The iHV is delighted to have supported the launch of the new report on maternal mental health and the services that supported women and their families during the COVID-19 pandemic. We would like to put on record our thanks to the Alliance for undertaking this work and creating a public opportunity today for us to come together, to think together about the findings and their important implications for families now – need is great and families can’t wait.
Today’s report brings together, for the first time, all of the available data collected during the pandemic looking at the mental health challenges that women during and after pregnancy have faced. The evidence shows a significant increase in maternal mental health problems across the UK over the last 12 months
Speaking at the launch event today, iHV Mental Health Lead, Melita Walker highlighted the important role that health visitors play in identifying and supporting families experiencing mental health challenges, saying:
“Health visitors are qualified nurses or midwives who go on to study at a specialist level in public health to become health visitors. Every family has a health visitor, and they are there to support all members of the family to enjoy good health. Health is affected by a multitude of things so health visitors may be working with families to support a very broad range of need, and those needs, left unsupported as this report shows, can actually tip families into experiencing mental health problems. Health visitors have a vital role in promoting good mental health, preventing mental health problems, identifying them early, offering evidence-based interventions and care coordination when more specialist services are needed. Family mental health and wellbeing is “the bread and butter” of health visiting.
The perinatal period is a vulnerable time for the acute onset and recurrence of mental disorders. When these vulnerabilities are combined with the impact of a pandemic, mental health problems and health inequalities are affected further. We have seen parents struggling with isolation, and sadly, we are seeing an increase in, domestic abuse, child poverty, substance misuse and child maltreatment. Rates of mental health problems are increased and inequalities are widening. The impact of lockdown has been unevenly distributed and families with lower incomes, from Black, Asian and minority ethnic communities and young parents are experiencing the most detrimental consequences due to compounding factors like overcrowded housing with lack of outdoor space, the effects of poverty, which all have an impact on parental stress, anxiety and predisposition to mental illness. The family centred holistic role of the health visitor cuts across and can make a difference in all of these areas- thus positively and proactively supporting good family mental health alongside a range of other health outcomes.

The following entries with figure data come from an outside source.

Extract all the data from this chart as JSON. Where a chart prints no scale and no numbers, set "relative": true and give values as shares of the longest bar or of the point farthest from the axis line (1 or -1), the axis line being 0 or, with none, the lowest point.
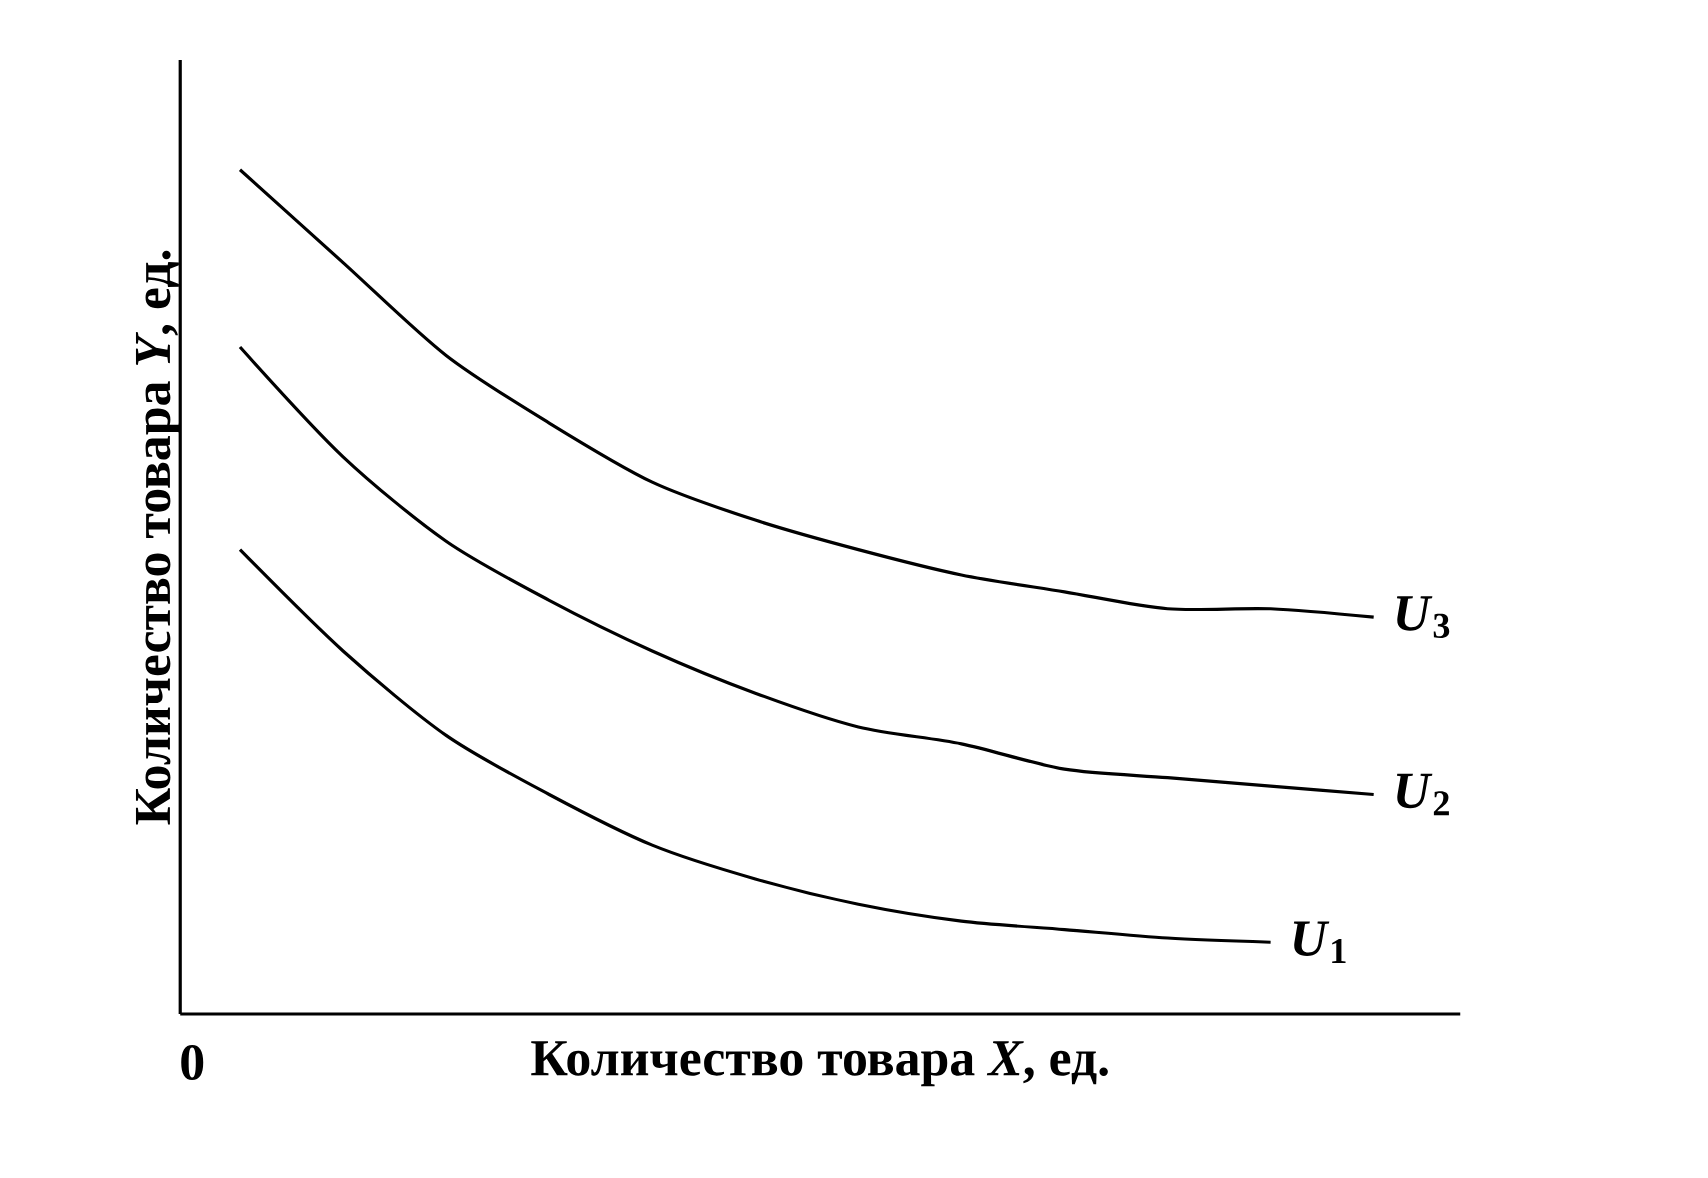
{
  "chart_data": {
    "type": "line",
    "relative": true,
    "xlabel": "Количество товара *X*, ед.",
    "ylabel": "Количество товара *Y*, ед.",
    "annotations": [
      "0"
    ],
    "categories": [
      null,
      null,
      null,
      null,
      null,
      null,
      null,
      null,
      null,
      null,
      null,
      null
    ],
    "series": [
      {
        "name": "*U*$_{3}$",
        "color": "#000000",
        "values": [
          1.0,
          0.89,
          0.78,
          0.7,
          0.63,
          0.585,
          0.55,
          0.52,
          0.5,
          0.48,
          0.48,
          0.47
        ]
      },
      {
        "name": "*U*$_{2}$",
        "color": "#000000",
        "values": [
          0.79,
          0.66,
          0.56,
          0.49,
          0.43,
          0.38,
          0.34,
          0.32,
          0.29,
          0.28,
          0.27,
          0.26
        ]
      },
      {
        "name": "*U*$_{1}$",
        "color": "#000000",
        "values": [
          0.55,
          0.43,
          0.33,
          0.26,
          0.2,
          0.16,
          0.13,
          0.11,
          0.1,
          0.09,
          0.085,
          null
        ]
      }
    ]
  }
}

That said, health visitors can only make a difference if we have sufficient numbers of them and this report highlights that health visitors in England went into the pandemic in a hugely depleted state due to years of cuts to the health visiting service. The first two years of a child’s life are important, and the right support and guidance for families at this time can make a big difference to their long-term outcomes. HVs can be a lifeline for families and the iHV ‘s position from very early on in this pandemic was that there was “more than one frontline” and sustaining support for families’ needed to be a priority and that health visitors should not be redeployed.

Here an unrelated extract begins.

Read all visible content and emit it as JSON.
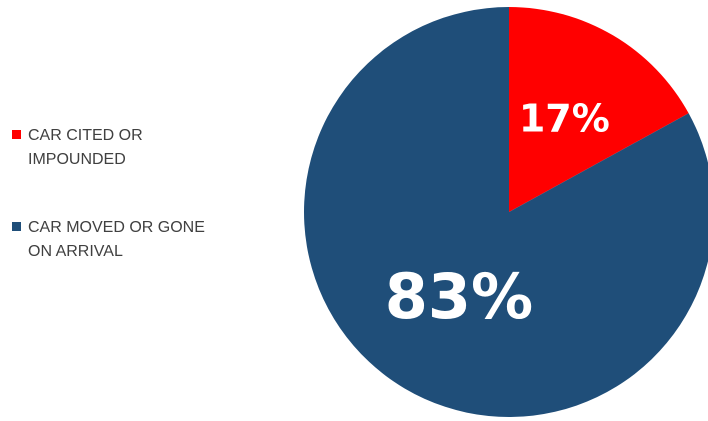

It is important to note that many local authorities in England did not redeploy their health visitors, but 65% redeployed at least one health visitor and redeployment ranged from no health visitors being redeployed in some areas, to 63%, of the HV team being redeployed. Over 11% of local authorities lost over a quarter of their HVs. So, we can see, with redeployment rates differing substantially, young children and families’ access to health visiting services was determined by their postcode.
The iHV campaigned vigorously from the outset about redeployment and we were very relieved when England’s chief nursing officer Ruth May , Public Health England & the Local Government Authority sent a letter to all the CNOs stating that HVs provide ‘frontline’ work and should not be redeployed.
The learning we have now, and the swell of collective voices, hopefully means that we can be confident going forward in this and any future pandemic, that health visitors will remain on their own frontline. We are also very optimistic that the Leadsom review will contain some significant measures to strengthen the HV offer for families.
There has been a lot of learning from and throughout this pandemic and we must pay tribute to all the health visitors who continue to work really hard in some very challenging circumstances to find ways to stay alongside families to make sure they receive the care and support they need for their mental health. We have heard of some fantastic examples of health visitors turning to new ways of working and to get all of this up and running in the speed that they have is commendable.
Health visitors are telling us that virtual and digital help has allowed them to reach parents in the absence of being able to visit, and there may well be some of the virtual offers kept after restrictions have eased. They are also telling us very firmly, as is the emerging evidence included in this report, that virtual should not replace face to face contacts.
The research is showing us that there are significant increased MH problems in parents who have experienced becoming a parent during the pandemic. If we are to meet this need then all services need to work together as a system, and all parts of that system need to be strong.
We know a robust home visiting – health visiting service works- we need to build back our health visitor numbers because as this report shows, health visitors are a critical part of the solution for achieving good family mental health and wellbeing”.